Journalistes et attachés de presse : sortir du malentendu permanent
"Informer ou séduire" : et si ce n’était pas incompatible ?
Dans un paysage saturé, où la vitesse l’emporte trop souvent sur la vérification, l’écosystème de l’information est fragilisé. La défiance s’installe. En France, selon le baromètre La Croix / onepoint / Kantar (janvier 2025) seulement 32% des Français estiment que l’on peut avoir confiance dans ce que disent les médias sur les grands sujets d’actualité, tandis que 62% jugent qu’il faut s’en méfier. Dans ce contexte instable, les attachés de presse ne peuvent plus se contenter d’un rôle d’intermédiaire discret. Leur fonction est désormais stratégique — et observée.
Parce qu’ils interviennent en amont du circuit de fabrication de l’information, les communicants ne sont pas de simples messagers ; ils en sont un maillon actif. Leur responsabilité ne se limite pas à transmettre. Elle engage la qualité de ce qui circule. À ce titre, ils peuvent renforcer la clarté ou entretenir la confusion. Contribuer à filtrer le bruit ou l’amplifier. Mais encore faut-il qu’ils acceptent un niveau d’exigence accru — et qu’ils soient reconnus comme des interlocuteurs professionnels légitimes, pas comme des gêneurs.
Rompre avec le réflexe de défiance
Journalistes et attachés de presse n’exercent pas le même métier. L’un informe dans l’intérêt du public. L’autre représente un tiers, souvent dans une logique d’image ou de visibilité. Leurs finalités divergent. Elles peuvent même entrer en tension.
Mais elles ne sont pas inconciliables. À condition de partager un socle minimal : rigueur sur les faits et informations sourcées, clarté des intentions, refus de manipuler l’information. Rien d’héroïque, simplement une discipline commune. Ce socle, aujourd’hui, est loin d’être garanti.
Les communicants, sous pression, privilégient parfois le volume à la véracité, les formats prêts-à-diffuser à l’information vérifiée. Les journalistes, débordés, en viennent à rejeter toute parole issue de la communication, même quand elle est solide. Ce double réflexe nuit à la qualité de l’information et alimente la fragmentation du débat public.
Instaurer une coopération exigeante
Il ne s’agit pas de gommer les différences. Il s’agit de construire un mode de collaboration lucide, fondé non sur la connivence mais sur la rigueur. Interrogés en 2024 par le SYNAP, un panel de journalistes indiquait pour 67% d’entre eux que les informations transmises par les conseillers en relations médias représentaient plus de 50% de leurs sources d’information, en recul de 4 points par rapport à 2022. Toutefois, au-delà du volume, c’est la qualité même des éléments transmis qui était plébiscitée puisque 83% du panel considèrent que ces informations leur sont utiles, voire très utiles, et ce chiffre est en augmentation de 6 points par rapport à 2022.
Cette coopération implique de repenser la formation, des deux côtés.
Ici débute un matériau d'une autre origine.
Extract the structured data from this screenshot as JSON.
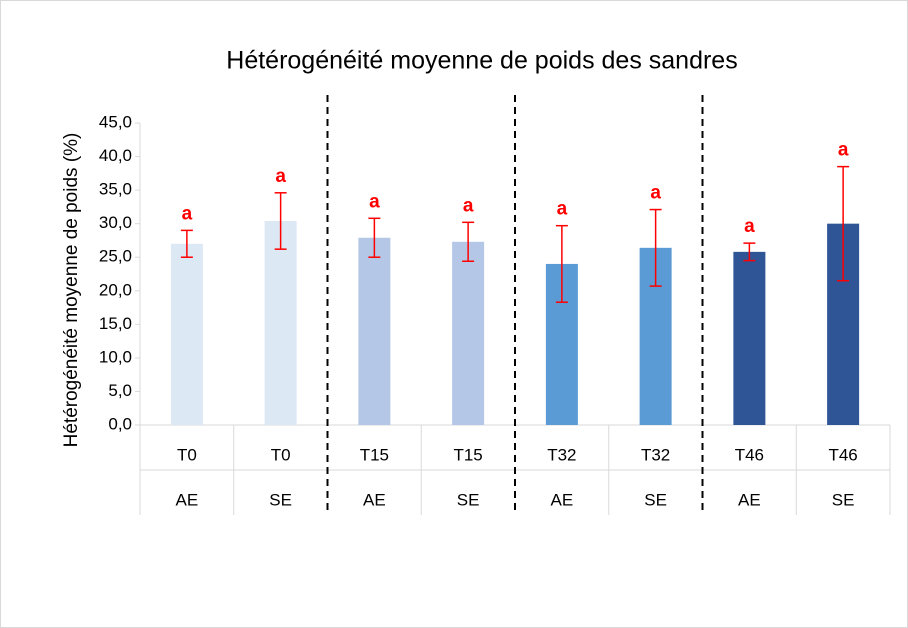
{
  "chart_data": {
    "type": "bar",
    "title": "Hétérogénéité moyenne de poids des sandres",
    "y_label": "Hétérogénéité moyenne de poids (%)",
    "categories": [
      "T0",
      "T0",
      "T15",
      "T15",
      "T32",
      "T32",
      "T46",
      "T46"
    ],
    "subcategories": [
      "AE",
      "SE",
      "AE",
      "SE",
      "AE",
      "SE",
      "AE",
      "SE"
    ],
    "values": [
      27.0,
      30.4,
      27.9,
      27.3,
      24.0,
      26.4,
      25.8,
      30.0
    ],
    "errors": [
      2.0,
      4.2,
      2.9,
      2.9,
      5.7,
      5.7,
      1.3,
      8.5
    ],
    "annotations": [
      "a",
      "a",
      "a",
      "a",
      "a",
      "a",
      "a",
      "a"
    ],
    "colors": [
      "#dde8f5",
      "#dde8f5",
      "#b4c7e7",
      "#b4c7e7",
      "#5b9bd5",
      "#5b9bd5",
      "#2f5597",
      "#2f5597"
    ],
    "error_color": "#ff0000",
    "ylim": [
      0,
      45
    ],
    "yticks": [
      {
        "value": 0,
        "label": "0,0"
      },
      {
        "value": 5,
        "label": "5,0"
      },
      {
        "value": 10,
        "label": "10,0"
      },
      {
        "value": 15,
        "label": "15,0"
      },
      {
        "value": 20,
        "label": "20,0"
      },
      {
        "value": 25,
        "label": "25,0"
      },
      {
        "value": 30,
        "label": "30,0"
      },
      {
        "value": 35,
        "label": "35,0"
      },
      {
        "value": 40,
        "label": "40,0"
      },
      {
        "value": 45,
        "label": "45,0"
      }
    ]
  }
}
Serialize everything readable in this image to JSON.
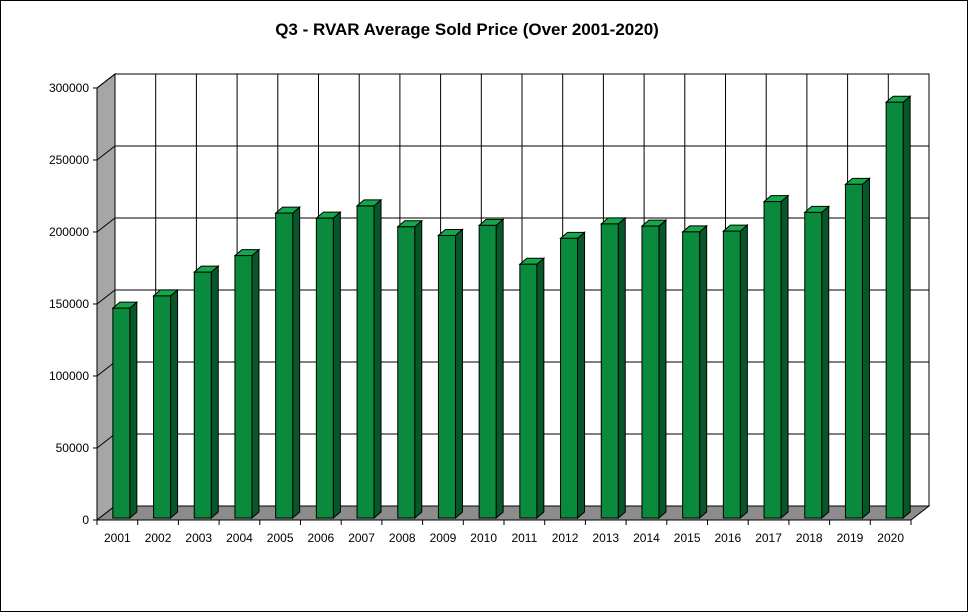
{
  "chart_data": {
    "type": "bar",
    "title": "Q3 - RVAR Average Sold Price (Over 2001-2020)",
    "xlabel": "",
    "ylabel": "",
    "categories": [
      "2001",
      "2002",
      "2003",
      "2004",
      "2005",
      "2006",
      "2007",
      "2008",
      "2009",
      "2010",
      "2011",
      "2012",
      "2013",
      "2014",
      "2015",
      "2016",
      "2017",
      "2018",
      "2019",
      "2020"
    ],
    "values": [
      148500,
      157000,
      173500,
      185000,
      214500,
      211000,
      219500,
      205000,
      199000,
      206000,
      179000,
      197000,
      207000,
      205500,
      201500,
      202000,
      222500,
      215000,
      234500,
      291500
    ],
    "ylim": [
      0,
      300000
    ],
    "yticks": [
      "0",
      "50000",
      "100000",
      "150000",
      "200000",
      "250000",
      "300000"
    ],
    "grid": true,
    "legend": "none",
    "bar_style": "3d",
    "colors": {
      "bar_front": "#0a8a3c",
      "bar_side": "#06582a",
      "bar_top": "#14a84a",
      "back_wall": "#ffffff",
      "side_wall": "#a6a6a6",
      "floor": "#8c8c8c"
    }
  }
}
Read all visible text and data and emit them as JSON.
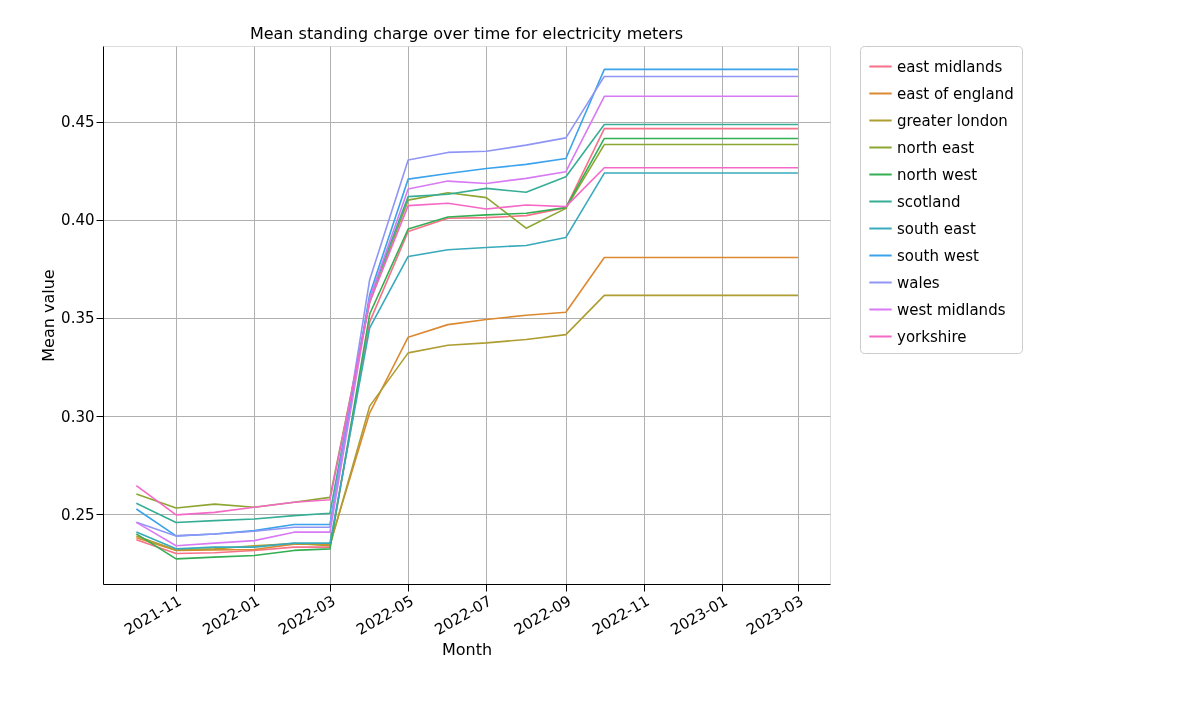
{
  "chart_data": {
    "type": "line",
    "title": "Mean standing charge over time for electricity meters",
    "xlabel": "Month",
    "ylabel": "Mean value",
    "x": [
      "2021-10",
      "2021-11",
      "2021-12",
      "2022-01",
      "2022-02",
      "2022-03",
      "2022-04",
      "2022-05",
      "2022-06",
      "2022-07",
      "2022-08",
      "2022-09",
      "2022-10",
      "2022-11",
      "2022-12",
      "2023-01",
      "2023-02",
      "2023-03"
    ],
    "xlim": [
      "2021-09-05",
      "2023-03-26"
    ],
    "xticks": [
      "2021-11",
      "2022-01",
      "2022-03",
      "2022-05",
      "2022-07",
      "2022-09",
      "2022-11",
      "2023-01",
      "2023-03"
    ],
    "ylim": [
      0.2145,
      0.4885
    ],
    "yticks": [
      {
        "value": 0.25,
        "label": "0.25"
      },
      {
        "value": 0.3,
        "label": "0.30"
      },
      {
        "value": 0.35,
        "label": "0.35"
      },
      {
        "value": 0.4,
        "label": "0.40"
      },
      {
        "value": 0.45,
        "label": "0.45"
      }
    ],
    "grid": true,
    "legend": "right",
    "marker": "none",
    "line_style": "solid",
    "series": [
      {
        "name": "east midlands",
        "color": "#f77189",
        "values": [
          0.237,
          0.23,
          0.2304,
          0.2316,
          0.2333,
          0.2333,
          0.348,
          0.394,
          0.4008,
          0.4011,
          0.4021,
          0.4062,
          0.4464,
          0.4464,
          0.4464,
          0.4464,
          0.4464,
          0.4464
        ]
      },
      {
        "name": "east of england",
        "color": "#dc8932",
        "values": [
          0.238,
          0.2316,
          0.2319,
          0.2321,
          0.2348,
          0.2348,
          0.3017,
          0.3402,
          0.3466,
          0.3492,
          0.3514,
          0.3529,
          0.3808,
          0.3808,
          0.3808,
          0.3808,
          0.3808,
          0.3808
        ]
      },
      {
        "name": "greater london",
        "color": "#ae9d31",
        "values": [
          0.239,
          0.2318,
          0.2324,
          0.234,
          0.2351,
          0.234,
          0.3051,
          0.3322,
          0.3361,
          0.3373,
          0.339,
          0.3415,
          0.3615,
          0.3615,
          0.3615,
          0.3615,
          0.3615,
          0.3615
        ]
      },
      {
        "name": "north east",
        "color": "#8ca631",
        "values": [
          0.2603,
          0.2532,
          0.2552,
          0.2536,
          0.2561,
          0.2586,
          0.358,
          0.41,
          0.4138,
          0.4113,
          0.3957,
          0.4058,
          0.4383,
          0.4383,
          0.4383,
          0.4383,
          0.4383,
          0.4383
        ]
      },
      {
        "name": "north west",
        "color": "#34ae52",
        "values": [
          0.24,
          0.2273,
          0.2282,
          0.229,
          0.2316,
          0.2324,
          0.352,
          0.3953,
          0.4014,
          0.4025,
          0.4033,
          0.4062,
          0.4414,
          0.4414,
          0.4414,
          0.4414,
          0.4414,
          0.4414
        ]
      },
      {
        "name": "scotland",
        "color": "#36ad95",
        "values": [
          0.2556,
          0.2458,
          0.2468,
          0.2476,
          0.2493,
          0.2505,
          0.36,
          0.4118,
          0.413,
          0.416,
          0.414,
          0.4219,
          0.4485,
          0.4485,
          0.4485,
          0.4485,
          0.4485,
          0.4485
        ]
      },
      {
        "name": "south east",
        "color": "#38aabb",
        "values": [
          0.241,
          0.2324,
          0.2333,
          0.2333,
          0.2353,
          0.2353,
          0.345,
          0.3813,
          0.3847,
          0.3859,
          0.3869,
          0.391,
          0.4238,
          0.4238,
          0.4238,
          0.4238,
          0.4238,
          0.4238
        ]
      },
      {
        "name": "south west",
        "color": "#3ba3ec",
        "values": [
          0.2527,
          0.239,
          0.24,
          0.2417,
          0.2448,
          0.2448,
          0.362,
          0.4207,
          0.4236,
          0.4261,
          0.4282,
          0.4312,
          0.4766,
          0.4766,
          0.4766,
          0.4766,
          0.4766,
          0.4766
        ]
      },
      {
        "name": "wales",
        "color": "#8f95f4",
        "values": [
          0.2459,
          0.239,
          0.24,
          0.2414,
          0.2434,
          0.2434,
          0.3695,
          0.4304,
          0.4343,
          0.4349,
          0.438,
          0.4417,
          0.473,
          0.473,
          0.473,
          0.473,
          0.473,
          0.473
        ]
      },
      {
        "name": "west midlands",
        "color": "#d87af4",
        "values": [
          0.2459,
          0.234,
          0.2353,
          0.2366,
          0.2409,
          0.2409,
          0.36,
          0.4157,
          0.4197,
          0.4185,
          0.4211,
          0.4245,
          0.4629,
          0.4629,
          0.4629,
          0.4629,
          0.4629,
          0.4629
        ]
      },
      {
        "name": "yorkshire",
        "color": "#f569c6",
        "values": [
          0.2646,
          0.2497,
          0.251,
          0.2536,
          0.2561,
          0.2574,
          0.358,
          0.4072,
          0.4084,
          0.4055,
          0.4075,
          0.4067,
          0.4265,
          0.4265,
          0.4265,
          0.4265,
          0.4265,
          0.4265
        ]
      }
    ]
  }
}
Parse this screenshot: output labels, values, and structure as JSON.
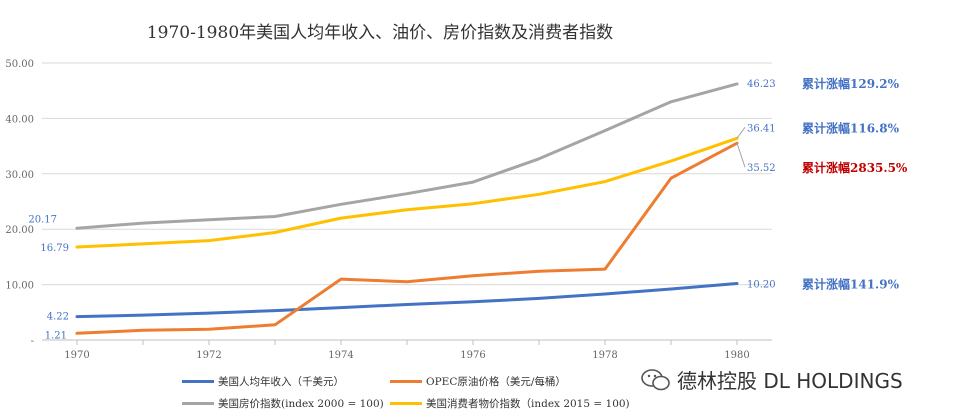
{
  "chart_data": {
    "type": "line",
    "title": "1970-1980年美国人均年收入、油价、房价指数及消费者指数",
    "xlabel": "",
    "ylabel": "",
    "x": [
      1970,
      1971,
      1972,
      1973,
      1974,
      1975,
      1976,
      1977,
      1978,
      1979,
      1980
    ],
    "x_tick_labels": [
      "1970",
      "1972",
      "1974",
      "1976",
      "1978",
      "1980"
    ],
    "x_tick_values": [
      1970,
      1972,
      1974,
      1976,
      1978,
      1980
    ],
    "ylim": [
      0,
      50
    ],
    "y_tick_labels": [
      "-",
      "10.00",
      "20.00",
      "30.00",
      "40.00",
      "50.00"
    ],
    "y_tick_values": [
      0,
      10,
      20,
      30,
      40,
      50
    ],
    "grid": "horizontal",
    "legend_position": "bottom",
    "series": [
      {
        "name": "美国人均年收入（千美元）",
        "color": "#4472C4",
        "values": [
          4.22,
          4.5,
          4.85,
          5.3,
          5.85,
          6.4,
          6.9,
          7.5,
          8.3,
          9.2,
          10.2
        ],
        "start_label": "4.22",
        "end_label": "10.20",
        "gain_label": "累计涨幅141.9%",
        "gain_color": "#4472C4"
      },
      {
        "name": "OPEC原油价格（美元/每桶）",
        "color": "#ED7D31",
        "values": [
          1.21,
          1.75,
          1.95,
          2.75,
          11.0,
          10.5,
          11.6,
          12.4,
          12.8,
          29.2,
          35.52
        ],
        "start_label": "1.21",
        "end_label": "35.52",
        "gain_label": "累计涨幅2835.5%",
        "gain_color": "#C00000"
      },
      {
        "name": "美国房价指数(index 2000 = 100)",
        "color": "#A5A5A5",
        "values": [
          20.17,
          21.1,
          21.7,
          22.3,
          24.5,
          26.4,
          28.5,
          32.7,
          37.8,
          43.0,
          46.23
        ],
        "start_label": "20.17",
        "end_label": "46.23",
        "gain_label": "累计涨幅129.2%",
        "gain_color": "#4472C4"
      },
      {
        "name": "美国消费者物价指数（index 2015 = 100)",
        "color": "#FFC000",
        "values": [
          16.79,
          17.35,
          17.95,
          19.4,
          22.0,
          23.5,
          24.6,
          26.3,
          28.6,
          32.3,
          36.41
        ],
        "start_label": "16.79",
        "end_label": "36.41",
        "gain_label": "累计涨幅116.8%",
        "gain_color": "#4472C4"
      }
    ]
  },
  "watermark": {
    "text": "德林控股 DL HOLDINGS",
    "icon": "wechat-icon"
  }
}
Les écoles de journalisme gagneraient à intégrer une pédagogie du dialogue avec la communication. Non pour s’y soumettre, mais pour mieux en décrypter les logiques. Côté RP, il ne suffit plus de former à convaincre, il faut former à produire des contenus fiables, ouverts à la contradiction, utiles à la compréhension. Un impératif d’autant plus crucial à l’heure où le recours non maîtrisé à l’intelligence artificielle facilite la génération de contenus standardisés, sans sources, sans nuances, sans responsabilité. La tentation de l’automatisation est réelle, mais elle ne peut se substituer à l’exigence éditoriale. Ce n’est pas non plus une ambition toujours facile à faire entendre aux entreprises, qui attendent de la visibilité immédiate. Mais c’est précisément là que réside, depuis toujours, une part essentielle de notre rôle — et qu’il faut aujourd’hui assumer avec constance : sensibiliser nos clients à une communication rigoureuse, crédible, compatible avec les attentes des journalistes — et les besoins d’un public en quête de repères.
Faire de l’éthique une pratique, non une posture. Et comprendre que dans une chaîne de l’information fragilisée, la fiabilité est un bien commun. Elle ne se décrète pas, elle se construit ensemble.